Is there anything in Documentation/ that covers the "housekeeping"
feature (and isolation in general) and how to use it?  I see a few
mentions in kernel-parameters.txt and kernel-per-CPU-kthreads.rst, but
they are only incidental.

Bjorn
Re: [PATCH 00/27] cpuset/isolation: Honour kthreads preferred affinity
Posted by Frederic Weisbecker 3 months, 2 weeks ago
Le Fri, Jun 20, 2025 at 11:08:47AM -0500, Bjorn Helgaas a écrit :
> On Fri, Jun 20, 2025 at 05:22:41PM +0200, Frederic Weisbecker wrote:
> > The kthread code was enhanced lately to provide an infrastructure which
> > manages the preferred affinity of unbound kthreads (node or custom
> > cpumask) against housekeeping constraints and CPU hotplug events.
> > 
> > One crucial missing piece is cpuset: when an isolated partition is
> > created, deleted, or its CPUs updated, all the unbound kthreads in the
> > top cpuset are affine to _all_ the non-isolated CPUs, possibly breaking
> > their preferred affinity along the way
> > 
> > Solve this with performing the kthreads affinity update from cpuset to
> > the kthreads consolidated relevant code instead so that preferred
> > affinities are honoured.
> > 
> > The dispatch of the new cpumasks to workqueues and kthreads is performed
> > by housekeeping, as per the nice Tejun's suggestion.
> > 
> > As a welcome side effect, HK_TYPE_DOMAIN then integrates both the set
> > from isolcpus= and cpuset isolated partitions. Housekeeping cpumasks are
> > now modifyable with specific synchronization.
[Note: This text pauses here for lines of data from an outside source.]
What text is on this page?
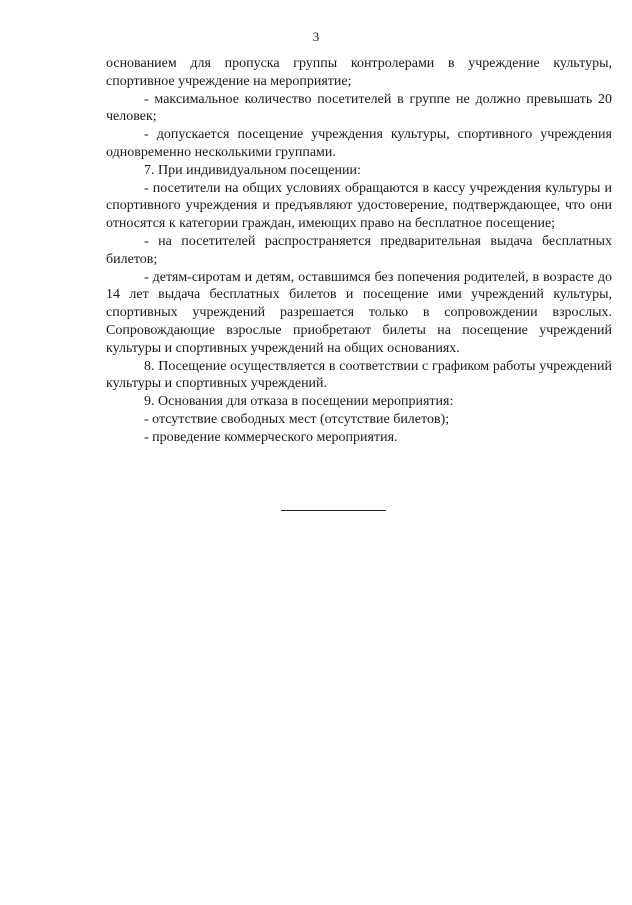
3

основанием для пропуска группы контролерами в учреждение культуры, спортивное учреждение на мероприятие;

- максимальное количество посетителей в группе не должно превышать 20 человек;

- допускается посещение учреждения культуры, спортивного учреждения одновременно несколькими группами.

7. При индивидуальном посещении:

- посетители на общих условиях обращаются в кассу учреждения культуры и спортивного учреждения и предъявляют удостоверение, подтверждающее, что они относятся к категории граждан, имеющих право на бесплатное посещение;

- на посетителей распространяется предварительная выдача бесплатных билетов;

- детям-сиротам и детям, оставшимся без попечения родителей, в возрасте до 14 лет выдача бесплатных билетов и посещение ими учреждений культуры, спортивных учреждений разрешается только в сопровождении взрослых. Сопровождающие взрослые приобретают билеты на посещение учреждений культуры и спортивных учреждений на общих основаниях.

8. Посещение осуществляется в соответствии с графиком работы учреждений культуры и спортивных учреждений.

9. Основания для отказа в посещении мероприятия:

- отсутствие свободных мест (отсутствие билетов);

- проведение коммерческого мероприятия.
A big step toward making
> > nohz_full= also mutable through cpuset in the future.
> 
> Is there anything in Documentation/ that covers the "housekeeping"
> feature (and isolation in general) and how to use it?  I see a few
> mentions in kernel-parameters.txt and kernel-per-CPU-kthreads.rst, but
> they are only incidental.

Not yet, I'll try that for the next take.

Thanks.

-- 
Frederic Weisbecker
SUSE Labs